What a Gameplay Currency Is NOT

MisconceptionReality
A yield tokenNot passively earned. Requires active play.
An investmentNo dividend, no buyback, no guaranteed value.
A governance tokenDoes not grant voting power (unless explicitly designed).
Backed 1:1 by anythingValue derives from gameplay demand, not a peg.
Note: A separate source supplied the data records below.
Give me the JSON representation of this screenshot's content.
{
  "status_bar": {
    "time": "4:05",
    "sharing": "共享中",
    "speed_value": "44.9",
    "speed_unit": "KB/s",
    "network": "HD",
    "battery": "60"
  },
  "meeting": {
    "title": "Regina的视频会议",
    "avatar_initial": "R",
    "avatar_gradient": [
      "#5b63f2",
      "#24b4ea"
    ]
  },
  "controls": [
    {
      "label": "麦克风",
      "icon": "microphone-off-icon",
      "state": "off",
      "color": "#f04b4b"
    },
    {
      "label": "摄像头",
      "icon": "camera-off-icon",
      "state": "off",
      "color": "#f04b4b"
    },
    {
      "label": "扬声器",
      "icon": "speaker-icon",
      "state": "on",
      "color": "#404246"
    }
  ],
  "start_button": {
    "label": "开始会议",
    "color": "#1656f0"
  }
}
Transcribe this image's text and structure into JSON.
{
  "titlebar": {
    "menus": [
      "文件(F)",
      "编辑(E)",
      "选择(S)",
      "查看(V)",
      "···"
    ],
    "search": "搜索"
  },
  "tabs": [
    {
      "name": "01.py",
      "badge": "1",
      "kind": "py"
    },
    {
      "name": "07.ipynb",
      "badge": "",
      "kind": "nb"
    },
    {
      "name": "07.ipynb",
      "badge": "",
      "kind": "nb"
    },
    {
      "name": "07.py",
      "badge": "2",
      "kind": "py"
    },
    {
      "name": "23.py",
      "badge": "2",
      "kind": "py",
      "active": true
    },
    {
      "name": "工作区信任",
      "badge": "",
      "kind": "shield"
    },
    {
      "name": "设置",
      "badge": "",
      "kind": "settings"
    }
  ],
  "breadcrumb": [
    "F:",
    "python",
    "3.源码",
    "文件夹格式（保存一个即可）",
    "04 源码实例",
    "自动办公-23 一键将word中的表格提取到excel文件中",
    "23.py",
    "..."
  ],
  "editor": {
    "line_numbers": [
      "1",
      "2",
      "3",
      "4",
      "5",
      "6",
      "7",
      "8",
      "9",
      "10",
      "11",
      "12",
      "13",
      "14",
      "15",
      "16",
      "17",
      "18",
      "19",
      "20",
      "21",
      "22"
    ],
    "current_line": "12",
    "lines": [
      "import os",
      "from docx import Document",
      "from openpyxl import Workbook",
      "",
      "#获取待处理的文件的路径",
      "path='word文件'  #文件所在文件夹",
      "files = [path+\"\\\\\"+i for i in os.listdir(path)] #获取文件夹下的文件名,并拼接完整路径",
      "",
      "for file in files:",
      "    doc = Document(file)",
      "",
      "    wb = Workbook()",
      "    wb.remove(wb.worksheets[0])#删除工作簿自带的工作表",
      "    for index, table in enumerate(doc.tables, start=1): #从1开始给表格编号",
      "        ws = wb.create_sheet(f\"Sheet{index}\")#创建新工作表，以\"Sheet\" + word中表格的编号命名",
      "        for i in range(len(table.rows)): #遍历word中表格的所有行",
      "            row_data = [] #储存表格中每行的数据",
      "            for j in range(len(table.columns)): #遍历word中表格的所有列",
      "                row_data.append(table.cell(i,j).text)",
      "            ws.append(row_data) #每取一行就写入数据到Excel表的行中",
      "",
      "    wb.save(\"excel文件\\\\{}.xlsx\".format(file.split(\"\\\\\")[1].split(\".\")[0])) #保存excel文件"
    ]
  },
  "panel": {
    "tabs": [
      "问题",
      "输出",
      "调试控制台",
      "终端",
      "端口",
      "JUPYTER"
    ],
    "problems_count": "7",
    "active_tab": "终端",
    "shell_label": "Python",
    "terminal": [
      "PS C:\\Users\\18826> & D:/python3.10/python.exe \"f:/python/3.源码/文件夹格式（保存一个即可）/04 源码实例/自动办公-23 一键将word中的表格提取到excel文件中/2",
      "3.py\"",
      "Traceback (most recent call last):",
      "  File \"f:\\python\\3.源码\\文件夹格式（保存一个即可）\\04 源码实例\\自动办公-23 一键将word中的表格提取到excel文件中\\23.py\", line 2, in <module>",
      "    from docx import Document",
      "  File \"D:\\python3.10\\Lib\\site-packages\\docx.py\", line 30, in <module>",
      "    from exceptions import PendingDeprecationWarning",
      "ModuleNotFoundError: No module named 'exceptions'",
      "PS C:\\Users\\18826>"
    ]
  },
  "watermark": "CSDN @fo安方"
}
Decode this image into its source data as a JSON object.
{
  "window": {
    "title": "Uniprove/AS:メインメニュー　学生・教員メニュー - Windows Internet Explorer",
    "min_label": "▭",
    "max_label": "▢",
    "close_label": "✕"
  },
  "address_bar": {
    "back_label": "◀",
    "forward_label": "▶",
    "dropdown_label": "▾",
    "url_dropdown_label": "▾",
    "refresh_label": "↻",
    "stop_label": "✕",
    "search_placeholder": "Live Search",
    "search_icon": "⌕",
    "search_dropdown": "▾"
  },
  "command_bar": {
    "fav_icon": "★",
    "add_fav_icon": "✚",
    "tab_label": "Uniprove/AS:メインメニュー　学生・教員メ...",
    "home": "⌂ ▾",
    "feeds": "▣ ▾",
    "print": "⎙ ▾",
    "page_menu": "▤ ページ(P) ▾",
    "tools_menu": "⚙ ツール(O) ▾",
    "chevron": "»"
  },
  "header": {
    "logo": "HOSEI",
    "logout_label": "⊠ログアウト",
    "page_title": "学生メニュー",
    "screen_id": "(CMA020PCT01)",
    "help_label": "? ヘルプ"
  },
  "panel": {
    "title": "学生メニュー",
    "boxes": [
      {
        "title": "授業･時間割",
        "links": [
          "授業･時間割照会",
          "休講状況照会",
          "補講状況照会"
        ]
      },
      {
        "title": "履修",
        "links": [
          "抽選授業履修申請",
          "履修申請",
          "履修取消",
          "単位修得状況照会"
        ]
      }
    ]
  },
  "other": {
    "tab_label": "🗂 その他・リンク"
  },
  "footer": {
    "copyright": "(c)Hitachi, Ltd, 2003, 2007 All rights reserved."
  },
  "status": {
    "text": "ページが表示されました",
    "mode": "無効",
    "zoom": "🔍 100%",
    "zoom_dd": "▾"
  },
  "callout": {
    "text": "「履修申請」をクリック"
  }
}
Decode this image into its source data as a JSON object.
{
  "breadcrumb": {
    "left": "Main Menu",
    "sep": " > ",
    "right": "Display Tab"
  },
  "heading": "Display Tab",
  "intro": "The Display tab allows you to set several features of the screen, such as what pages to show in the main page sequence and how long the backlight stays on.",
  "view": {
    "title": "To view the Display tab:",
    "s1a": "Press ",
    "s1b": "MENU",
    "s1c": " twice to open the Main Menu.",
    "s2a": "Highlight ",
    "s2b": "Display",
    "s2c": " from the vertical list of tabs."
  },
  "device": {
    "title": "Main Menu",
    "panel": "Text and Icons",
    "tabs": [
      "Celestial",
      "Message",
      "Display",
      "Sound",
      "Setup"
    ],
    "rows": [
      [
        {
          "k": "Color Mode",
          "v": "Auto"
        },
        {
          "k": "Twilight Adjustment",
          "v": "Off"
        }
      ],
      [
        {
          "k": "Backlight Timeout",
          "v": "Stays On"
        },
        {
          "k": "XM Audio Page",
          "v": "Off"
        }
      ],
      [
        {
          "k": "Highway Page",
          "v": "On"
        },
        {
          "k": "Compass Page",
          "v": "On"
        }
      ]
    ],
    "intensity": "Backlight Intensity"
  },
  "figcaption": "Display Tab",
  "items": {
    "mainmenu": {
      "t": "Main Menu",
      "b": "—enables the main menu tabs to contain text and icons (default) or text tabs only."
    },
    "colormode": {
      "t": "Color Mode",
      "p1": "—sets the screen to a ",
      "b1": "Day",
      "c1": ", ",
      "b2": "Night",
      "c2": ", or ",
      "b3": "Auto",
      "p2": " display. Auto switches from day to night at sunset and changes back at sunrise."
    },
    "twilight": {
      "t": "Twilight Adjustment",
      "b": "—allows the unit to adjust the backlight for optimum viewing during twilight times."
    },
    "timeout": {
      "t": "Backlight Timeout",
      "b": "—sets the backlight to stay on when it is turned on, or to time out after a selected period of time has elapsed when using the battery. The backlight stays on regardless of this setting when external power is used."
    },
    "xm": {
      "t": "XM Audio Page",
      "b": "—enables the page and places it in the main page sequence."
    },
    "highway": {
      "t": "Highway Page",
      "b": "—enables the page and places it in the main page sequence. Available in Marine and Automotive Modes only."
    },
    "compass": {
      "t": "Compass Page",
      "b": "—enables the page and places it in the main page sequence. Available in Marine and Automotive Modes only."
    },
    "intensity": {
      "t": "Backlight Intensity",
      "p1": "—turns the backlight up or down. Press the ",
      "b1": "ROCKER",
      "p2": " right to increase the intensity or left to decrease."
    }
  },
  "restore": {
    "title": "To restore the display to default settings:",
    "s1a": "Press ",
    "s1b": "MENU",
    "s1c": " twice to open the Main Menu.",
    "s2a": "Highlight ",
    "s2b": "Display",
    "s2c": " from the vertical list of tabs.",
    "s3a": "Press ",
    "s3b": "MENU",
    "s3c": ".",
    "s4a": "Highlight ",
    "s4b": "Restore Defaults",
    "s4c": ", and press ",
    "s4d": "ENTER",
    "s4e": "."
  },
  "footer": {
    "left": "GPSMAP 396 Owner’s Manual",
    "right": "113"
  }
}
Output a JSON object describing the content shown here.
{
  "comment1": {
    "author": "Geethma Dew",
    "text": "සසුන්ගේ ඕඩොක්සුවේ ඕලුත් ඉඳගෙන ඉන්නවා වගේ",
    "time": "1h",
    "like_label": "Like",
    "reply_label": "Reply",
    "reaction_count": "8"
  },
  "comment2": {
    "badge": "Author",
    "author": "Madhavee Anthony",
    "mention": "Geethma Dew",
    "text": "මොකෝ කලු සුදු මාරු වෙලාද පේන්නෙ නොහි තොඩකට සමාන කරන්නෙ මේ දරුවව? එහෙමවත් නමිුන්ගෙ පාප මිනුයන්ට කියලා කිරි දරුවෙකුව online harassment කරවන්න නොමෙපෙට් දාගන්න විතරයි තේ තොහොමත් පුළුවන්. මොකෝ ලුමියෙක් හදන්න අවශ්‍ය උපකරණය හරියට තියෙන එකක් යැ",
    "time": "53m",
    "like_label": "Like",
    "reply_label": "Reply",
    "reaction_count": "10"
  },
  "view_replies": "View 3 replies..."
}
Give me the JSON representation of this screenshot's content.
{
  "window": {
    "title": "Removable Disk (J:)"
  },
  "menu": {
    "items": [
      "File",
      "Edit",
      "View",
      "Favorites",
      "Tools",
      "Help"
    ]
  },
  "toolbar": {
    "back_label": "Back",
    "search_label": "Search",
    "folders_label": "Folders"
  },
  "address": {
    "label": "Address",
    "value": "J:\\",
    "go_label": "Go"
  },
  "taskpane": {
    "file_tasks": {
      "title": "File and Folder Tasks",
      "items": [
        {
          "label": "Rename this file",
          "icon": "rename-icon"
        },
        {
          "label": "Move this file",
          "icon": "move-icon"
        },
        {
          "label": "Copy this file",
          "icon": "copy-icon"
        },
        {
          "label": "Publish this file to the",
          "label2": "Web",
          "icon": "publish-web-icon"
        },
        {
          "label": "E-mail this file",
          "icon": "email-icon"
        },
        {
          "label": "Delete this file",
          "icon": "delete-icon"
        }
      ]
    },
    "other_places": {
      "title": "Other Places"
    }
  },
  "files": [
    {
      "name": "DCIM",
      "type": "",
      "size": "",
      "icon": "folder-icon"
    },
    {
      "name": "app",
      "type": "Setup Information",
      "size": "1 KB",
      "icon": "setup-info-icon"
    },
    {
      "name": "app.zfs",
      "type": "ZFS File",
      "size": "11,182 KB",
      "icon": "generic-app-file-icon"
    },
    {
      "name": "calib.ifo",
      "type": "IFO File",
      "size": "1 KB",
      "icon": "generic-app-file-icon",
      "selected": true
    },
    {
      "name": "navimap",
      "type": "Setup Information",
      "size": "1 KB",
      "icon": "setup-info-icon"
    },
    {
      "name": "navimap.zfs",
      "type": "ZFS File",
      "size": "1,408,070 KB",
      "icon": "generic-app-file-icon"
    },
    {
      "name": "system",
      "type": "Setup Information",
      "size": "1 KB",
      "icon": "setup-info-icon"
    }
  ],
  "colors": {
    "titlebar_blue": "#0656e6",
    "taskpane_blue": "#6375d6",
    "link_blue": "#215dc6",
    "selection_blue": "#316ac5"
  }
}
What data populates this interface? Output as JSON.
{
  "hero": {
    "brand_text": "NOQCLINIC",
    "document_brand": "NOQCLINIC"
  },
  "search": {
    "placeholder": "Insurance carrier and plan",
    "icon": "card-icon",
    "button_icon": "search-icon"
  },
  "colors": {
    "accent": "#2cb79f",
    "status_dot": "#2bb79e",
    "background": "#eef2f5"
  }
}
Economic Health Indicators

A healthy economy exhibits:

  • Mint rate ≤ consumption rate — supply does not grow faster than demand
  • Active crafting/upgrade usage — sinks are being utilized
  • Consistent tournament participation — settlement currency is flowing through the system
  • Low accumulation by non-players — speculators are not dominating supply

Configurable Parameters

Games using Monsuta Core define their own economic parameters:

ParameterDescriptionExample
reward_per_winGameplay currency awarded for a match victory50
crafting_cost_baseBase gameplay currency cost for crafting200
entry_ticket_costGameplay currency required to enter ranked mode10
season_reward_poolTotal gameplay currency distributed per season100,000
tournament_fee_split% of entry fees going to prize vs treasury90/10
mint_cap_per_epochMaximum gameplay currency created per epoch500,000
gameplay_token_addressERC-20 contract address of gameplay currency0x...
settlement_token_addressERC-20 or native address of settlement currency0x...

These are defined per-game, allowing each project to tune its own economy without forking the protocol.


Reusability for Other Games

Any game integrating Monsuta Core's economic model must define:

  1. Token addresses — which ERC-20 contracts to use for gameplay and settlement
  2. Sources — how players earn gameplay currency (what activities generate it)
  3. Sinks — how players spend gameplay currency (what consumes it)
  4. Settlement flows — how settlement currency enters and exits the system
  5. Parameter values — specific numeric tuning for their economy

The smart contracts and server modules are shared. The economic balance is the game designer's responsibility.